You had to take of his mask, didn’t you? Did you expect him to be happy about it? Did you think he was wearing it just for you?
Happy Birthday to:
Autumn Johns
Finished The Phantom of the Opera by Gaston LeRoux. That takes care of three of the four major literary horror characters. The Phantom is probably at the bottom of the list in public awareness. Dracula, Frankenstein’s monster, Dr. Jekyll/Mr. Hyde would come before him. (And perhaps the Invisible Man would come after him. I tend to forget about the Invisible Man because it’s his invisibility that people remember not his character.) And of course, the public would know Erik as the mad, scarred composer of the films rather than the world traveling freakish genius of the novel. The Lon Chaney version seems most accurate. I’ll have to watch the movie sometime.
The novel is a weird, schizophrenic thing. It lurches between comedy and terror. Erik, the Phantom, is both sad and sympathetic, angry and murderous. It’s left up to reader whether he is responsible for any of the deaths in the novel. He probably is (if only because he built the death traps) but he may not have actively killed anyone while in Paris. The hero, Raoul, and heroine, Christine, are … eh … not terribly engaging. They’re melodramatic young lovers. I didn’t have much patience for that sort of character even when I was young and melodramatic. It’s Erik and the Persian who are most interesting. And the opera house itself. After reading the book I want to visit the place and run around the back corridors and seek out the hidden places.

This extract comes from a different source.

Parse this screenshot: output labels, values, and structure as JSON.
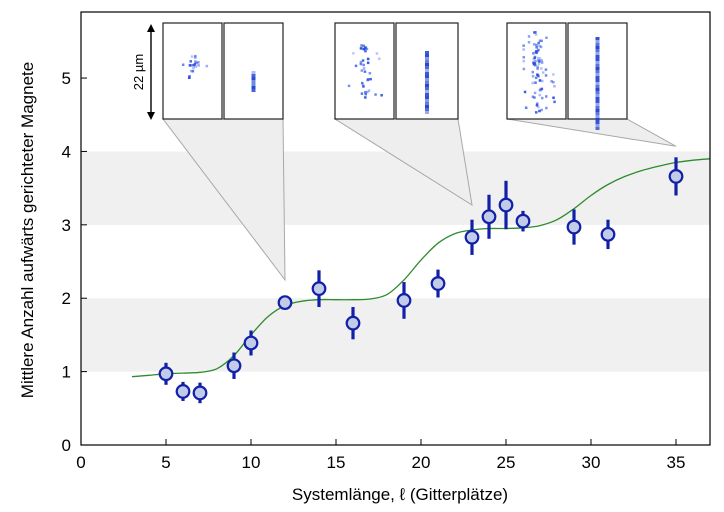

After the Phantom, all the great horror characters were born in the movies. The Wolfman, the Mummy are both cinematic creations. Werewolves and Egyptian sorcerors appeared in novels prior to the films but, so far as I know, the films were original stories, not based on previous works. There have been great monsters in prose since but it’s film that dominates the public imagination. C’est la vie.